Operations with complex numbers, derivatives, analytic functions, integrals, definitions and properties of elementary functions, multivalued functions, power series, residue theory and applications, conformal mapping.

MTH 3610 Mathematical Methods for Physical Sciences (3)

Survey of mathematical methods for engineers and scientists. Ordinary differential equations and Green’s functions; partial differential equations and separation of variables; special functions, Fourier series; complex integrals and residues; distribution functions of probability. Applications to engineering and science.

MTH 3710 Geometry (3)

Incidence and and geometry, parallel postulates, Euclidean and non-Euclidean geometry. Models and the development of Euclidean geometry.
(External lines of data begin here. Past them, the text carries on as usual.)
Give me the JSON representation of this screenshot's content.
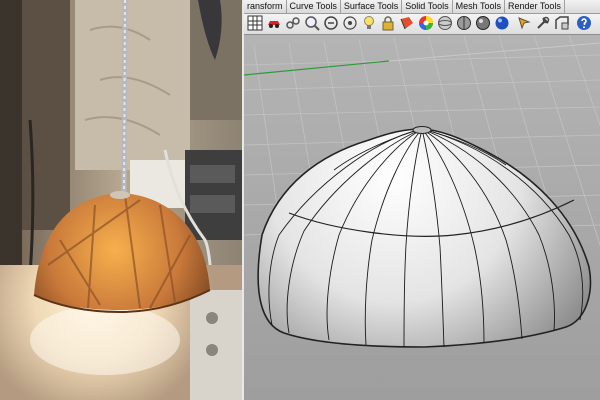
{
  "toolbar": {
    "tabs": [
      {
        "name": "tab-transform",
        "label": "ransform"
      },
      {
        "name": "tab-curve-tools",
        "label": "Curve Tools"
      },
      {
        "name": "tab-surface-tools",
        "label": "Surface Tools"
      },
      {
        "name": "tab-solid-tools",
        "label": "Solid Tools"
      },
      {
        "name": "tab-mesh-tools",
        "label": "Mesh Tools"
      },
      {
        "name": "tab-render-tools",
        "label": "Render Tools"
      }
    ],
    "icons": [
      {
        "name": "grid-icon"
      },
      {
        "name": "car-icon"
      },
      {
        "name": "link-icon"
      },
      {
        "name": "magnifier-icon"
      },
      {
        "name": "zoom-window-icon"
      },
      {
        "name": "target-icon"
      },
      {
        "name": "lightbulb-icon"
      },
      {
        "name": "lock-icon"
      },
      {
        "name": "layer-icon"
      },
      {
        "name": "color-wheel-icon"
      },
      {
        "name": "sphere-gray-icon"
      },
      {
        "name": "sphere-dark-icon"
      },
      {
        "name": "shaded-sphere-icon"
      },
      {
        "name": "blue-sphere-icon"
      },
      {
        "name": "pointer-icon"
      },
      {
        "name": "tools-icon"
      },
      {
        "name": "transform-icon"
      },
      {
        "name": "help-icon"
      }
    ]
  }
}
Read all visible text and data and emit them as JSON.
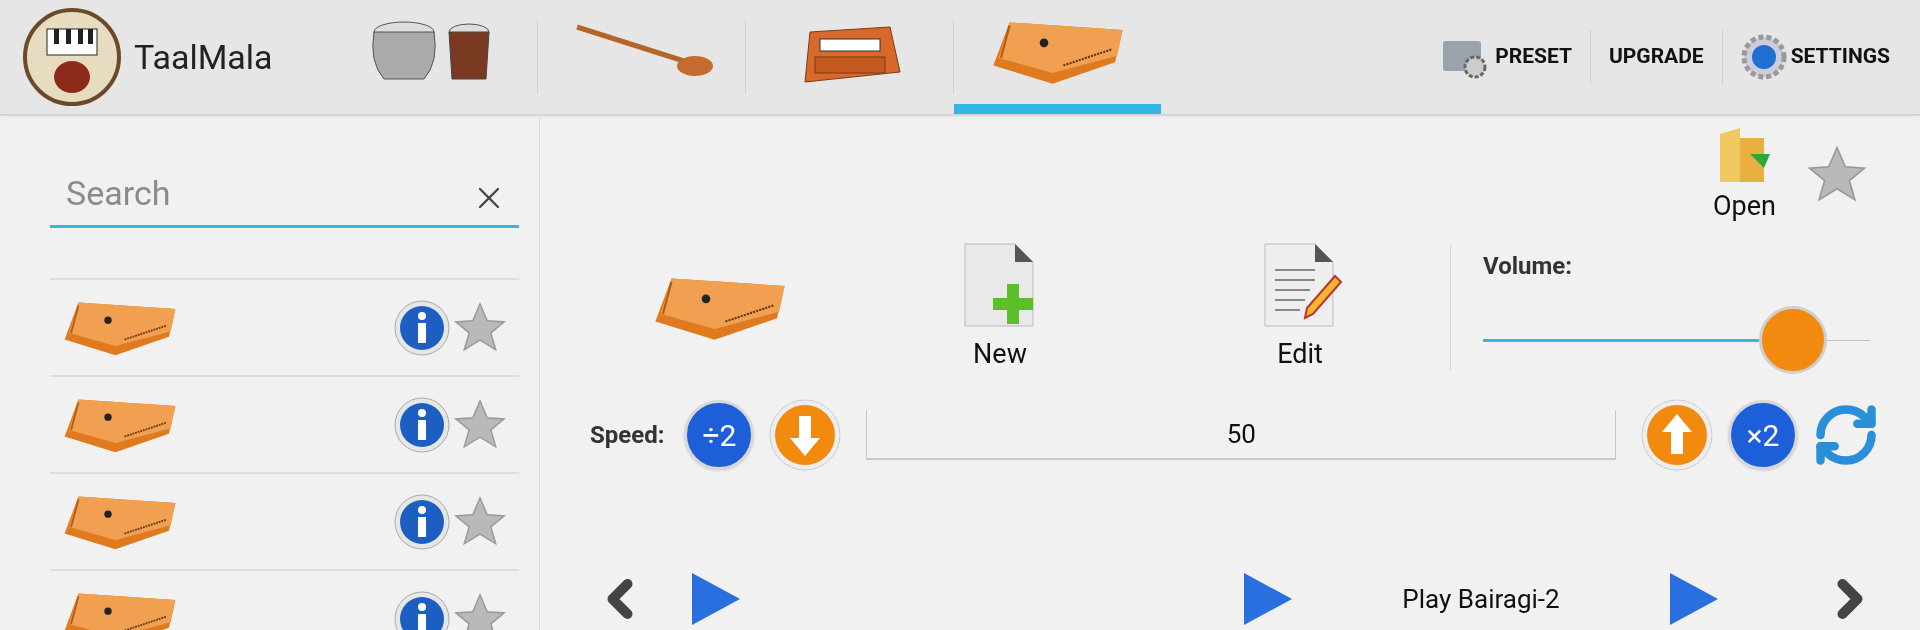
{
  "app": {
    "title": "TaalMala"
  },
  "instrument_tabs": [
    {
      "kind": "tabla",
      "selected": false
    },
    {
      "kind": "sitar",
      "selected": false
    },
    {
      "kind": "harmonium",
      "selected": false
    },
    {
      "kind": "swarmandal",
      "selected": true
    }
  ],
  "toolbar": [
    {
      "kind": "preset",
      "label": "PRESET"
    },
    {
      "kind": "upgrade",
      "label": "UPGRADE"
    },
    {
      "kind": "settings",
      "label": "SETTINGS"
    }
  ],
  "search": {
    "placeholder": "Search"
  },
  "list_rows": [
    {
      "favorite": false
    },
    {
      "favorite": false
    },
    {
      "favorite": false
    },
    {
      "favorite": false
    }
  ],
  "header": {
    "open_label": "Open",
    "favorite": false
  },
  "actions": [
    {
      "kind": "new",
      "label": "New"
    },
    {
      "kind": "edit",
      "label": "Edit"
    }
  ],
  "volume": {
    "label": "Volume:",
    "level": 0.8
  },
  "speed": {
    "label": "Speed:",
    "halve_label": "÷2",
    "double_label": "×2",
    "value": "50"
  },
  "player": {
    "label": "Play Bairagi-2"
  }
}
MTH 3810 Combinatorics (3)

Basic principles of counting: addition and multiplication principles, enumeration techniques, including generating functions, recurrence formulas, rook polynomials, the principle of inclusion and exclusion, and Polya’s theorem. This course will also cover basic concepts of graph theory: graphs, digraphs, connectedness, trees and graph colorings.

MTH 3910 Numerical Methods (3)

Algorithm behavior and applicability. Interpolation, roots of equations, systems of linear equations and matrix inversion, numerical integration, numerical methods for ordinary differential equations, and matrix eigenvalue problems.
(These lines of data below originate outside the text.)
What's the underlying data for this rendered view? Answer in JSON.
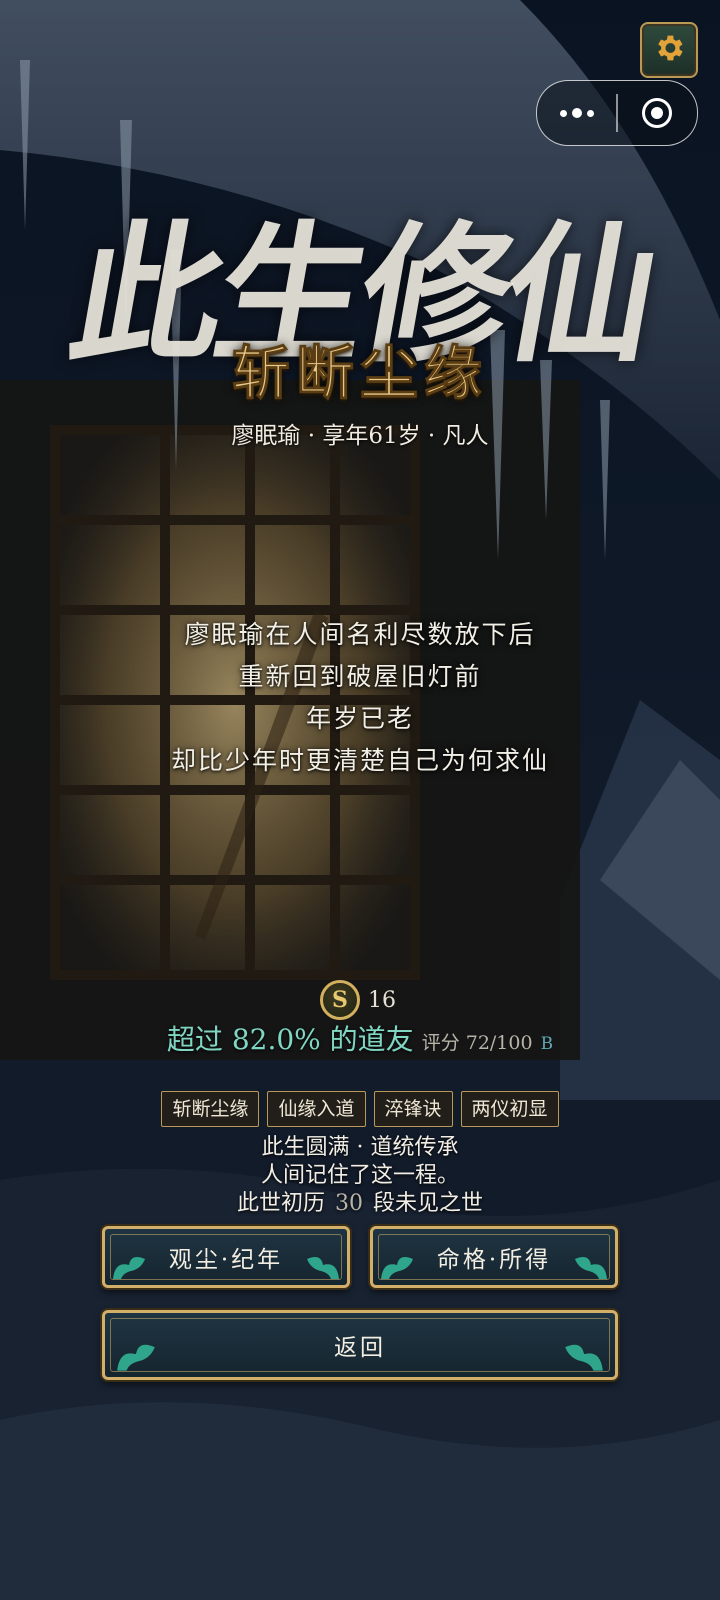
{
  "header": {
    "settings_icon": "gear-icon",
    "capsule": {
      "more_icon": "more-dots-icon",
      "close_icon": "target-ring-icon"
    }
  },
  "title": {
    "calligraphy": "此生修仙",
    "subtitle": "斩断尘缘"
  },
  "character": {
    "info": "廖眠瑜 · 享年61岁 · 凡人"
  },
  "story": {
    "lines": [
      "廖眠瑜在人间名利尽数放下后",
      "重新回到破屋旧灯前",
      "年岁已老",
      "却比少年时更清楚自己为何求仙"
    ]
  },
  "score": {
    "coin_icon": "dao-coin-icon",
    "coin_count": "16",
    "rank_text": "超过 82.0% 的道友",
    "rating_text": "评分 72/100",
    "grade": "B"
  },
  "tags": [
    "斩断尘缘",
    "仙缘入道",
    "淬锋诀",
    "两仪初显"
  ],
  "summary": {
    "line1": "此生圆满 · 道统传承",
    "line2": "人间记住了这一程。",
    "line3_prefix": "此世初历",
    "line3_count": "30",
    "line3_suffix": "段未见之世"
  },
  "buttons": {
    "chronicle": "观尘·纪年",
    "gains": "命格·所得",
    "back": "返回"
  },
  "colors": {
    "gold": "#d2b06a",
    "teal_text": "#7fd7c3",
    "subtitle_gold": "#e9c98b",
    "button_bg": "#1f3442"
  }
}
MTH 3960 Historical Development of Mathematics (3)

The major mathematical developments from ancient times to the 21st century. The concept of mathematics, changes in that concept, and how mathematicians viewed what they were creating.

MTH 4010 Number Theory (3)

Introduction to elementary additive and multiplicative number theory, including divisibility properties of integers, congruence modulo n, linear and quadratic congruences, some Diophantine equations, distribution of primes, and additive arithmetic problems.
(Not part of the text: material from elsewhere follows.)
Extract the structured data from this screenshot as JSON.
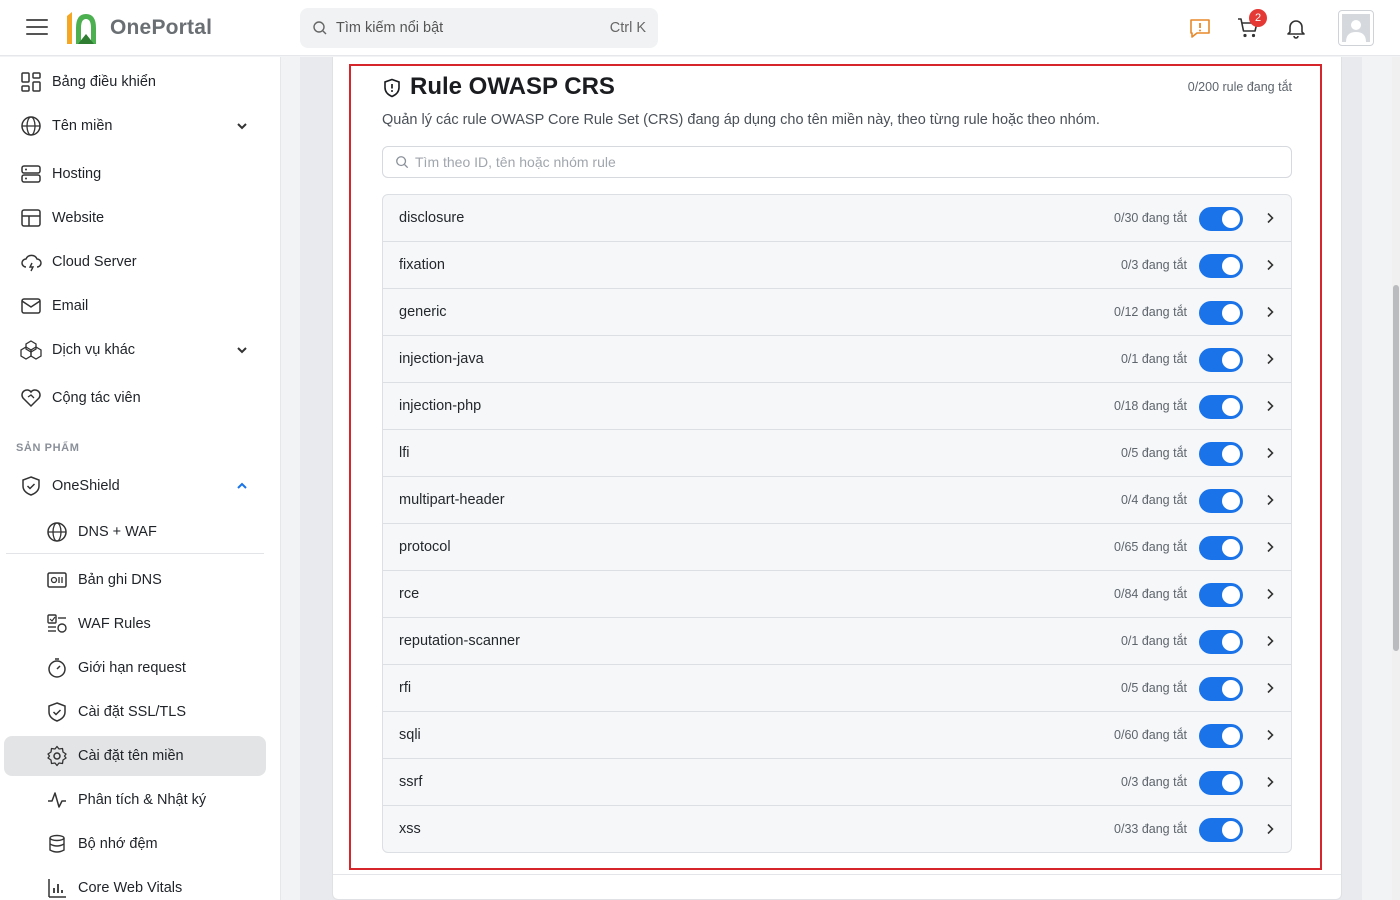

MTH 4110 Abstract Algebra (3)

An introduction to groups, homomorphisms, cosets, Cayley’s Theorem, symmetric groups, rings, polynomial rings, quotient fields, principal ideal domains, and Euclidean domains.

MTH 4210 Introduction to Topology (3)

Set theory, topological spaces, metric spaces, continuous functions, separation, cardinality properties, product and quotient topologies, compactness, connectedness.

MTH 4310 Introduction to Real Analysis (3)

The real number system, sequences, limits and continuity, differentiation, integration, sequences of functions, infinite series and uniform convergence.

MTH 4560 Problem Solving Seminar (3)

Techniques for attacking and solving challenging mathematical problems and writing mathematical proofs.

MTH 4910 Undergraduate Research I (3)

Investigation of some topic in mathematics to a deeper and broader extent than typically done in a classroom situation.

MTH 4920 Undergraduate Research II (3)

A continuation of “MTH-4910. At the conclusion of the course, results will be given in both a written paper and an oral presentation to the seminar participants and the department faculty.